Note:
This awardee has received supplemental funding. This award detail page includes information about both the original award and supplemental awards.
Award Information
Description of original award (Fiscal Year 2016, $500,000)
The purpose of the FY 2016 Price of Justice: Rethinking the Consequences of Justice Fines and Fees Program is to encourage and disseminate best practices for coordinated and appropriate justice system responses to justice-involved individuals inability to pay fines, fees, and related charges, including eliminating unnecessary and unconstitutional confinement. The objectives of the program are the following: increase corrections costs saved or avoided by reducing unnecessary confinement; support the use of data analysis upon which fair and effective policies and practices related to criminal justice financial obligations can be based; promote and increase collaboration and data sharing among criminal justice agencies and officials regarding assessment, collection, prioritization, and tracking of fines, fees, and related costs, including state and local policymakers, law enforcement, prosecution, defense, pretrial, courts, probation, treatment, corrections, reentry, and parole; and support tailored alternatives to fines, fees, and costs that promote, rather than undermine, rehabilitation, reintegration, and community trust.

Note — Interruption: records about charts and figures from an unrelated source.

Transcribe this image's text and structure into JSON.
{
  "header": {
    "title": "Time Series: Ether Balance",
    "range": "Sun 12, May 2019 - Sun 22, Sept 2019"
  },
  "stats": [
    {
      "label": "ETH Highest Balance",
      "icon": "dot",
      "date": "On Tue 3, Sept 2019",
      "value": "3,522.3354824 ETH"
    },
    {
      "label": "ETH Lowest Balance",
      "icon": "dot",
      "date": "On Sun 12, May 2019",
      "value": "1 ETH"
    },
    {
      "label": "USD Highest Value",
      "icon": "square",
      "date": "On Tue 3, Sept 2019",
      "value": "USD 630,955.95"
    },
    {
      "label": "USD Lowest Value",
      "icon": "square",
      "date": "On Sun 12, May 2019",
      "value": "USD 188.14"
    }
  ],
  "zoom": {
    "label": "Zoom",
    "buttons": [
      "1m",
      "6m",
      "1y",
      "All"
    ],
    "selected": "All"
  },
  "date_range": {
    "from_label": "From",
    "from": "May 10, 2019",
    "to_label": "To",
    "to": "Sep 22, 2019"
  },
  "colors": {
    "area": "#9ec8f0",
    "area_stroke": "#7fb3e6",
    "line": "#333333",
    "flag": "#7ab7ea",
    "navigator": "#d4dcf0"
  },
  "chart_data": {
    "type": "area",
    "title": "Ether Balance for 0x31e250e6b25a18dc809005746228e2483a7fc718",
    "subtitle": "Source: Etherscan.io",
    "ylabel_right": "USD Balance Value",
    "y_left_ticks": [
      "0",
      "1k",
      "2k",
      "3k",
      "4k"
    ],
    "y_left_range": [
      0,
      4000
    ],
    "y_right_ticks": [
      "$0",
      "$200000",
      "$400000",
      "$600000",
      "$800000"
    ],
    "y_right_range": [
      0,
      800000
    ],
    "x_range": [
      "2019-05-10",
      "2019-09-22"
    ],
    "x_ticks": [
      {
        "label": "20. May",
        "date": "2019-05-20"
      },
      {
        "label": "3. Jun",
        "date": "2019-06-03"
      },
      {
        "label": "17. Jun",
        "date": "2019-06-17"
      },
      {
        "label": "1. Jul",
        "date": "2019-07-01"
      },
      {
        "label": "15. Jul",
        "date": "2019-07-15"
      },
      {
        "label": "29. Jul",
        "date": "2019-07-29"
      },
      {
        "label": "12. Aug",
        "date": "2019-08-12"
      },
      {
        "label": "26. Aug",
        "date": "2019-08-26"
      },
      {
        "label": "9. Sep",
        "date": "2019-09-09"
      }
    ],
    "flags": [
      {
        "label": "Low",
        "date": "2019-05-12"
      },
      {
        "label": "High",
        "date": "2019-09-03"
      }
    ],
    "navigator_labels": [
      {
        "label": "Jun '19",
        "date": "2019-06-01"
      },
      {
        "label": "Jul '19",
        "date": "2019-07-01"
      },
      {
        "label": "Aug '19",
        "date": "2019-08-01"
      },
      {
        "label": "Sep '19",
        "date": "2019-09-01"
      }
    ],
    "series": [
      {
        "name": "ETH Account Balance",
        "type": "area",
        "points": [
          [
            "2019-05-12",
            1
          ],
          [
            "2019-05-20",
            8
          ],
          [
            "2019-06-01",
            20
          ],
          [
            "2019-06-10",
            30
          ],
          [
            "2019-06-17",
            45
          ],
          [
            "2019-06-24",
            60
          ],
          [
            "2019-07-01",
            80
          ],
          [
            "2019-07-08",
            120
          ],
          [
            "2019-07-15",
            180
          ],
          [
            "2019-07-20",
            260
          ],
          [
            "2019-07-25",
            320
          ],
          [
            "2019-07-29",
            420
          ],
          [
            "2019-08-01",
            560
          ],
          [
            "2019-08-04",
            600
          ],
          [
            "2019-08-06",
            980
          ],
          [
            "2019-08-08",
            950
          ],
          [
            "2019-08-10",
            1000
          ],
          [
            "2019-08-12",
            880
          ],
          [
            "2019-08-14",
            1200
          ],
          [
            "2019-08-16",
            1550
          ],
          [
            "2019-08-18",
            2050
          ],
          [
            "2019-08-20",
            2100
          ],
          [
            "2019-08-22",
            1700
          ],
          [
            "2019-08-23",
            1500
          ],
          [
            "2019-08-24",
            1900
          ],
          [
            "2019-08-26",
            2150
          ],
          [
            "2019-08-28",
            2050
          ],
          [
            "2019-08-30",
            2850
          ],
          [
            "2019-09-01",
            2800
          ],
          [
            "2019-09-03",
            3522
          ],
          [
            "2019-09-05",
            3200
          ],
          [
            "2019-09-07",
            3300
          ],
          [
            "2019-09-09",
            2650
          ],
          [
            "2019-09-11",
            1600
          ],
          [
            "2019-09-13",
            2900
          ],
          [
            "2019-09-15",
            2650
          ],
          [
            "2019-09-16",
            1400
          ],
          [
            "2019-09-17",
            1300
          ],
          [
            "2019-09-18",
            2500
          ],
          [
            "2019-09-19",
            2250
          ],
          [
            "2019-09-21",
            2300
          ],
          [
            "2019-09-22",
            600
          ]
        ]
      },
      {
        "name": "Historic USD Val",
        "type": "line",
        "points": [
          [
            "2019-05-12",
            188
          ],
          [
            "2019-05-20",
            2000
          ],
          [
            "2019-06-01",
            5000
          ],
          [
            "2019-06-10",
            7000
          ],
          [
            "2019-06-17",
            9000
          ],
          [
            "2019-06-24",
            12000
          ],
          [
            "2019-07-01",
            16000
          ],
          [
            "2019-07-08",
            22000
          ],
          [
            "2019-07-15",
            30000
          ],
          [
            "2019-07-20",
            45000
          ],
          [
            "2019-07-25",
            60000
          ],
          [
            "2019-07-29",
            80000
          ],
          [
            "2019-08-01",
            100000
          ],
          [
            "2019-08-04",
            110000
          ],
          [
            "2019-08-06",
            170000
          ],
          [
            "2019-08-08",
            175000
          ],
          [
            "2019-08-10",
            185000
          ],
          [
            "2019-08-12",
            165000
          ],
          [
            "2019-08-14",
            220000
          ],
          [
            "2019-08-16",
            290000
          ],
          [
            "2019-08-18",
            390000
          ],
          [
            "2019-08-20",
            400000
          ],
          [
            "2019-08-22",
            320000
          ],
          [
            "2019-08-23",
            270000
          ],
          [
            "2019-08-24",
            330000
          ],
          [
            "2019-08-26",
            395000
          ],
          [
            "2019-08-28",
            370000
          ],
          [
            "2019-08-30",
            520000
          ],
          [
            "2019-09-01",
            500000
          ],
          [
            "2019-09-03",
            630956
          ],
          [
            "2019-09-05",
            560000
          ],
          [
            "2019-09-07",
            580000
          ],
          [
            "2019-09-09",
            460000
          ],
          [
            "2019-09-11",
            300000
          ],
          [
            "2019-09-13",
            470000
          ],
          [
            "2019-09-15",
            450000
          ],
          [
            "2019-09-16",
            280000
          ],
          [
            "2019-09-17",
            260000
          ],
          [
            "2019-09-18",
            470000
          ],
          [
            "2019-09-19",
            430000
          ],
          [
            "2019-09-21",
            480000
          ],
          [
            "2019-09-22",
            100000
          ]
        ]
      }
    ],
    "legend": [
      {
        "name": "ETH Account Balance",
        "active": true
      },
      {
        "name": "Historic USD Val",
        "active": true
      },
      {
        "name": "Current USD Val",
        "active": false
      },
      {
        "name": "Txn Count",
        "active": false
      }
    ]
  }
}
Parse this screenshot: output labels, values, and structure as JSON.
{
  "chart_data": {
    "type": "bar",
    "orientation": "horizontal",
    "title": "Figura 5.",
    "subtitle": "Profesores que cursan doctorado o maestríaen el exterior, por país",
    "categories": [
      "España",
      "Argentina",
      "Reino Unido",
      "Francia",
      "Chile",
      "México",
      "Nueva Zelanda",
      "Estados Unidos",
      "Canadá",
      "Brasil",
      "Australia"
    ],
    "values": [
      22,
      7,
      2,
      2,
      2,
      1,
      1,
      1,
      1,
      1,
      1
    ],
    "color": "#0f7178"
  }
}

The provider will assist selected jurisdictions in improving their capacity to reduce unnecessary confinement due to justice-involved individuals inability to pay fines, fees, and related charges. Assistance will cover a broad range of subjects (including but not limited to court administration, budget formulation, debt collection, probation and parole practices, pretrial, and jail admissions) and target the following objectives: increase transparency in the jurisdiction among stakeholders and justice-involved individuals regarding the fines, fees, and costs; payment options; and consequences for non-payment; increase understanding of the incentives created through justice agencies reliance on fines and fees through budget analysis to map monies required to be paid, actually received, and disbursed; increase understanding of and establishing regular reporting of use of jail or prison resources for responding to failures to pay and related violations (e.g., failure to appear related to failure to pay and probation or parole violations leading to revocation); and improve adherence to and application of key legal concepts including indigence, inability to pay, and willful nonpayment. The provider will further assist stakeholders in planning to ensure timely and faithful implementation of proposed activities and provide technical expertise and guidance regarding operational and programmatic aspects of implementation.
Funds will be used to target local sites to achieve greater impact; promote the use of evidence-based programs and strategies by third-party treatment and programming providers; enhance paroling authorities use of evidence-based policy, practice, and decision making; create or expand the continuum of pretrial options in one or more jurisdictions; develop and pilot measures and analyses that account for population characteristics including crime type, risk level, and criminal history; establish or enhance performance incentive funding programs to encourage successful integration of evidence-based practices in community supervision; pilot or scale up swift and certain or intermediate and graduated sanctions; or other uses that further justice reinvestment goals.